Of course there is the answer that says that we should work with neither of the other two main parties and just let them get on with it. The purist position would be to allow the party with the largest number of seats to form the next government, giving us the freedom to take each issue on its merits. Whilst seeing much merit in that proposal, the minority government is likely to seek a firm mandate, either from within the House, or by returning to the country. Whilst there is something to be said for not supporting any party which has failed to gain the support of the electorate, there are two good reasons why we should not walk away.
The first is that realistically we are not looking at a LibDem majority government at the next two elections. I remember after the Ribble Valley by-election watching Peter Snow saying ‘If this result were to be repeated across the country at the next General Election …‘ and watching the most hopeless seats for the then three year old LibDems, including the seat I was hoping to contest the following year, going gold. I am optimistic enough to believe that we could finish up with a good three-figure sum of MPs after the election, but I think it unlikely that that number will start with a 3 (or a 4 or 5).

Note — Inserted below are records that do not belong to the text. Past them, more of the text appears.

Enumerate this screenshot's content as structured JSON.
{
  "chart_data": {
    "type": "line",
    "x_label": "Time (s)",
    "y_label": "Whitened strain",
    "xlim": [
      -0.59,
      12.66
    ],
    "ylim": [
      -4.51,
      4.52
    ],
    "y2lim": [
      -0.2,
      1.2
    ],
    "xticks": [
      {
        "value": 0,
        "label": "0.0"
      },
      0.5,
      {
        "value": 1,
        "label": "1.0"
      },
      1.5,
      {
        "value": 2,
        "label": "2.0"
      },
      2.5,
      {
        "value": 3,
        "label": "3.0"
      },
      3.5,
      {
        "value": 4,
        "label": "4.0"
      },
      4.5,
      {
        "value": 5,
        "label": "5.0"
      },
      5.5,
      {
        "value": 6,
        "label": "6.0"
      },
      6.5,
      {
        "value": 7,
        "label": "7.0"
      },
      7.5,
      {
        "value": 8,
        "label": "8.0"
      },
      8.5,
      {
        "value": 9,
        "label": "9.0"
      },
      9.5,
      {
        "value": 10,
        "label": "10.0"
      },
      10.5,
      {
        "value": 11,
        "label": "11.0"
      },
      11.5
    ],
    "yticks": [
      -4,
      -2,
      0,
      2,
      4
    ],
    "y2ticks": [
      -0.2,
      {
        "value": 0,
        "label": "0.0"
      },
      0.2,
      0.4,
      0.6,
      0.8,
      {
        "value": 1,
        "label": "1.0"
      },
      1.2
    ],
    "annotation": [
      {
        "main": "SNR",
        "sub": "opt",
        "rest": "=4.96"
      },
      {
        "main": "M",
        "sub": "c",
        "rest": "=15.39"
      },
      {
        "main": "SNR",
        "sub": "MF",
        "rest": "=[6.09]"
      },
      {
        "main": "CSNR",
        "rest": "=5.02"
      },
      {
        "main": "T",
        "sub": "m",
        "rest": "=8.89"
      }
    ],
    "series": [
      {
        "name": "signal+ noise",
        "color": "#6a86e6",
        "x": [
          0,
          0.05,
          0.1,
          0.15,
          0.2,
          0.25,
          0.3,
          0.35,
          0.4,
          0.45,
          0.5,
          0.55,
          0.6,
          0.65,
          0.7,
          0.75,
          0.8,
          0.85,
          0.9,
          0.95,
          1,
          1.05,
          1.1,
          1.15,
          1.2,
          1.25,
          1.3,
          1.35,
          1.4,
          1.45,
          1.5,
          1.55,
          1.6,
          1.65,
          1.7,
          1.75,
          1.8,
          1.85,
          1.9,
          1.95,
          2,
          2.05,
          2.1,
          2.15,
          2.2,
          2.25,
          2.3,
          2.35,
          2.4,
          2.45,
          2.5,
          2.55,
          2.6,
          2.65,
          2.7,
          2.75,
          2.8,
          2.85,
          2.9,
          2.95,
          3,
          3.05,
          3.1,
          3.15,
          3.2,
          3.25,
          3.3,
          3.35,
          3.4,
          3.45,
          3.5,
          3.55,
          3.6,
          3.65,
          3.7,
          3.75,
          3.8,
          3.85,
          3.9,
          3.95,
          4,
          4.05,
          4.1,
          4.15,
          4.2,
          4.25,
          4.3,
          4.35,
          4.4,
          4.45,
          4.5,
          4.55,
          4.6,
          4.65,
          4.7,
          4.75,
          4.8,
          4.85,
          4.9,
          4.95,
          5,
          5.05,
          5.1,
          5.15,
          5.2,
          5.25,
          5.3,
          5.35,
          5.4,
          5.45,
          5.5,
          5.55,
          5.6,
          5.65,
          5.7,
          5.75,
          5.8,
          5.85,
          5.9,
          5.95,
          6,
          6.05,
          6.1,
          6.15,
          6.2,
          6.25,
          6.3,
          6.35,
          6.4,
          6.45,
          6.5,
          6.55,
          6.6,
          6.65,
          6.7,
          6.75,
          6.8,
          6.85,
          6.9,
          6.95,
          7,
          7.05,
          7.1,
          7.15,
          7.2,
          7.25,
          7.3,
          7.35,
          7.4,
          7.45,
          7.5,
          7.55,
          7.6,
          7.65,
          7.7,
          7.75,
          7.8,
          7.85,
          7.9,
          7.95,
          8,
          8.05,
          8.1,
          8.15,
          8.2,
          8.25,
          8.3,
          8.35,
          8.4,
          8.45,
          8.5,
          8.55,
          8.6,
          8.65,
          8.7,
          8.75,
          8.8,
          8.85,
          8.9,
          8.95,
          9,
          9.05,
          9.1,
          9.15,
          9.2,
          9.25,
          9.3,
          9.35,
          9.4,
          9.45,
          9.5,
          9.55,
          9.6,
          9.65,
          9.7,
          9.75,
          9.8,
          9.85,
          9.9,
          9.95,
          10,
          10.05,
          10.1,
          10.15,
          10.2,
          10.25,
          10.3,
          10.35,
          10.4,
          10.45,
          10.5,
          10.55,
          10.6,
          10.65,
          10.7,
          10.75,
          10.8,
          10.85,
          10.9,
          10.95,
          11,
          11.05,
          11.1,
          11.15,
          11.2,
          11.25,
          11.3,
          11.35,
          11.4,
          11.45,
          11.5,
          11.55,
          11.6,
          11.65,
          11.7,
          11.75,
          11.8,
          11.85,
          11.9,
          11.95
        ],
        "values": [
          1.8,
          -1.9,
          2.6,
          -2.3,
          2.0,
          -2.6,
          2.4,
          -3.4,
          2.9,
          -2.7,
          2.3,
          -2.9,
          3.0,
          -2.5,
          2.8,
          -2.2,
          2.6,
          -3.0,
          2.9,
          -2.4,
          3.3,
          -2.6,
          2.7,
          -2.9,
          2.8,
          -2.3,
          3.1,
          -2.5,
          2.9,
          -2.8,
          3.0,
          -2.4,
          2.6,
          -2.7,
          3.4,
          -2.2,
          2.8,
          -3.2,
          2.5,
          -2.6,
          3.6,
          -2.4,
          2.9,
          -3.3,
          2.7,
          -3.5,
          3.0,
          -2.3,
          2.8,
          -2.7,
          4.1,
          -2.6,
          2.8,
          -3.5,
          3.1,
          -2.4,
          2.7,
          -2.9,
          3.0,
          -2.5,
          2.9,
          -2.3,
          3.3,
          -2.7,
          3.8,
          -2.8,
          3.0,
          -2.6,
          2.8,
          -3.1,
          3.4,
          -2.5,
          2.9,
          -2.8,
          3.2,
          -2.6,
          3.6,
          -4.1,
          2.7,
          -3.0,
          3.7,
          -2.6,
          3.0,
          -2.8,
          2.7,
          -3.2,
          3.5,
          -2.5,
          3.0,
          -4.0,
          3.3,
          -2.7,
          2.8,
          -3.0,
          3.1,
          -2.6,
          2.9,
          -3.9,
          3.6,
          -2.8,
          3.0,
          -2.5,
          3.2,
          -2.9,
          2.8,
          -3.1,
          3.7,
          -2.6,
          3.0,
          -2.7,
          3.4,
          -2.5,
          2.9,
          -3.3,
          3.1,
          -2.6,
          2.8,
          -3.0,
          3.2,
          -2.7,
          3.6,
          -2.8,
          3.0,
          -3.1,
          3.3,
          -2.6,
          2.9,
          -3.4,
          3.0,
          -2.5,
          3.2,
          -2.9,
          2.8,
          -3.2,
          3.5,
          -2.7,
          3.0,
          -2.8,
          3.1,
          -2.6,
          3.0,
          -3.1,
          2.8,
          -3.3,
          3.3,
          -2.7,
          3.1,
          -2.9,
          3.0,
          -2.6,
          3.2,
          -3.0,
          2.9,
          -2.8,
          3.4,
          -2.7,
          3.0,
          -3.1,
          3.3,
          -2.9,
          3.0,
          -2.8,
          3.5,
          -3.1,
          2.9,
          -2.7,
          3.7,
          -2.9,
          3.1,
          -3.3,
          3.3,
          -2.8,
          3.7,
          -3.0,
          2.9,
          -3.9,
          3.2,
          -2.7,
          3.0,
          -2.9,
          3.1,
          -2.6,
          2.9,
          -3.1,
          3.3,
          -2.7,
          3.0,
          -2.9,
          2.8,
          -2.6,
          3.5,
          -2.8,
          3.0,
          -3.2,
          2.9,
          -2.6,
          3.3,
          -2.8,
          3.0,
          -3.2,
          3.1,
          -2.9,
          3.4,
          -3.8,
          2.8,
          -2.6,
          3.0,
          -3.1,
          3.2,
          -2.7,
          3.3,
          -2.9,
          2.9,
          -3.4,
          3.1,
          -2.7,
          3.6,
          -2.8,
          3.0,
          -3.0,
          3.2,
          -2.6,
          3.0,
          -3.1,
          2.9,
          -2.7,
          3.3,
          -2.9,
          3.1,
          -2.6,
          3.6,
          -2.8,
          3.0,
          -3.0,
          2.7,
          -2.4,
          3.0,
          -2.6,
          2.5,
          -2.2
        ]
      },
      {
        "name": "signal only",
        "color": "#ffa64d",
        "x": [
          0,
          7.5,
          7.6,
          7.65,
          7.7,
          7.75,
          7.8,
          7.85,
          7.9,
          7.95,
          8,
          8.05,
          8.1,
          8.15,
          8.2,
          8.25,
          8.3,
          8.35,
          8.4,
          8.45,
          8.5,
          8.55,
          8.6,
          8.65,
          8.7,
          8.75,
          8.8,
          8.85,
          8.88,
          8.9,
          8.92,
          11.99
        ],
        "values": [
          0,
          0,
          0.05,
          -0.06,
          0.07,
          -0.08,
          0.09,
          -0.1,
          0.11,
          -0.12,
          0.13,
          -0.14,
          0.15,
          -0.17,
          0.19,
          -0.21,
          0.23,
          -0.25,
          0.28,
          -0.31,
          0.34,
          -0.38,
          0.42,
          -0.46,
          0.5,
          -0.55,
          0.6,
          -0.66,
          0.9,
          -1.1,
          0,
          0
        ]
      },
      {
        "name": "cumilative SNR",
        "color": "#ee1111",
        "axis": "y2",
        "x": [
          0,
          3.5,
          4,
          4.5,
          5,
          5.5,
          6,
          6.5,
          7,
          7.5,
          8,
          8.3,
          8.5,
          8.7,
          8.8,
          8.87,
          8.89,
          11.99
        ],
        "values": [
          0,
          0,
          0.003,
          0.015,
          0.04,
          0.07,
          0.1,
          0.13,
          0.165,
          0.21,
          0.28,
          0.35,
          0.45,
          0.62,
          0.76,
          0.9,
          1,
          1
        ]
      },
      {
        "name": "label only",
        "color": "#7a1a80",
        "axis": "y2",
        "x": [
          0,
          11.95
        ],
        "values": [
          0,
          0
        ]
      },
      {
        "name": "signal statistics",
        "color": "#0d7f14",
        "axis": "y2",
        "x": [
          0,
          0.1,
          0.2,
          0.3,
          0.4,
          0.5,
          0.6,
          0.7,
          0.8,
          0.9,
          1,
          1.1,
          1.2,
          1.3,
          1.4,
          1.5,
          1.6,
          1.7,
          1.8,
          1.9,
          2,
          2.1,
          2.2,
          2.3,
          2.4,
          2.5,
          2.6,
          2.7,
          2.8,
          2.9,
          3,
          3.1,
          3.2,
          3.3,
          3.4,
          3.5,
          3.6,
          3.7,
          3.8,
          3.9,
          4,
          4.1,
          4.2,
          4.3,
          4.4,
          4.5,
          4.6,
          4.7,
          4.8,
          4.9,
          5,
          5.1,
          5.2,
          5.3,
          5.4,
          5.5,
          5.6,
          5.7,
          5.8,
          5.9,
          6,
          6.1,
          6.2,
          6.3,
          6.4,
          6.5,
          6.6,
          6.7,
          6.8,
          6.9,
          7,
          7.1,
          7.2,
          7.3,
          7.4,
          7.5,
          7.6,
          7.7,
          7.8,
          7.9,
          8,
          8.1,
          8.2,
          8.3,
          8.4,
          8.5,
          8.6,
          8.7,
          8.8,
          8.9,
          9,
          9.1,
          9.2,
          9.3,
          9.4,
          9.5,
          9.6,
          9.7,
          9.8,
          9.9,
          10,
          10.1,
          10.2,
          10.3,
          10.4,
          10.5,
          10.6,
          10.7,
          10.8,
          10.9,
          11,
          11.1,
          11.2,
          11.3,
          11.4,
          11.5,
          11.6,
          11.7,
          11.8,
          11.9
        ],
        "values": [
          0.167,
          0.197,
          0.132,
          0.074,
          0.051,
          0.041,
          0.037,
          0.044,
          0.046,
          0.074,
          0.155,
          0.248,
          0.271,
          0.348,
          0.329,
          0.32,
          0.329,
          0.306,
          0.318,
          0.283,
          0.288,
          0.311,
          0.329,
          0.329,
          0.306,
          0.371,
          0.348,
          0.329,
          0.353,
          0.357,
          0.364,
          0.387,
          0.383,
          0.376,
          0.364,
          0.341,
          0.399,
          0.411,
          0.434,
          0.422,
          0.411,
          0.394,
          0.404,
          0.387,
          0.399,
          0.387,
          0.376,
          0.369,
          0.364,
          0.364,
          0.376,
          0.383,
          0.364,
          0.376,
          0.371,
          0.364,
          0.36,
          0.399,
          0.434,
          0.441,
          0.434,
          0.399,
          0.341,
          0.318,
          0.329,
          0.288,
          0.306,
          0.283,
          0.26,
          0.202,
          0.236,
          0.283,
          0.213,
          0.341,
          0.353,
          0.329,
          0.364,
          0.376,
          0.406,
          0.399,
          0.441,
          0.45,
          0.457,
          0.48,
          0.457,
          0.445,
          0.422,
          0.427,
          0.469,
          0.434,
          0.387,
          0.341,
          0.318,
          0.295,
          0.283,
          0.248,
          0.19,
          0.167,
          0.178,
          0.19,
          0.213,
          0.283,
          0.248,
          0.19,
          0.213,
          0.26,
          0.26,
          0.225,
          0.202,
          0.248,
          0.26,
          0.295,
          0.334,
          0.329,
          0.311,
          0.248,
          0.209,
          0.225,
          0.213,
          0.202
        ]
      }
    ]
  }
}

Secondly voters don’t like repeated elections and uncertainty in government. Having been out to vote once, they don’t want to be told to do it all over again. This isn’t The X factor, where candidates are eliminated on a weekly basis, until only one is left standing at the end. Even if Brown goes all the way to next June, the country will almost certainly still be in the grip of a deep recession. Voters just want someone to take charge and run the country. And that means with a working majority, however it is formed. And from a selfish point of view, if we ask voters to choose again they’ll harden their votes behind the old Ugly Sisters, as politics polarises back into the old two-party see-saw.
Whatever the likelihood of a hung Parliament, it is imperative that during the election campaign itself we campaign on our own priorities for the country, making it clear that the chances of the other parties of forming a coalition depend not on the colour of their rosettes, but their willingness to support OUR manifesto. We cannot afford to be diverted by questions that we do not have the information to answer until after the votes have been counted.
The next election maybe the best chance in a generation or two to really change British parliamentary politics and to change the system that underpins the way our country is run. The optimism of doing so in 1983 was sunk with the Belgrano; what others saw as a Renaissance in 1997 turned out to be a false dawn that has put politics back many years. We must not let the opportunity slip through our hands again.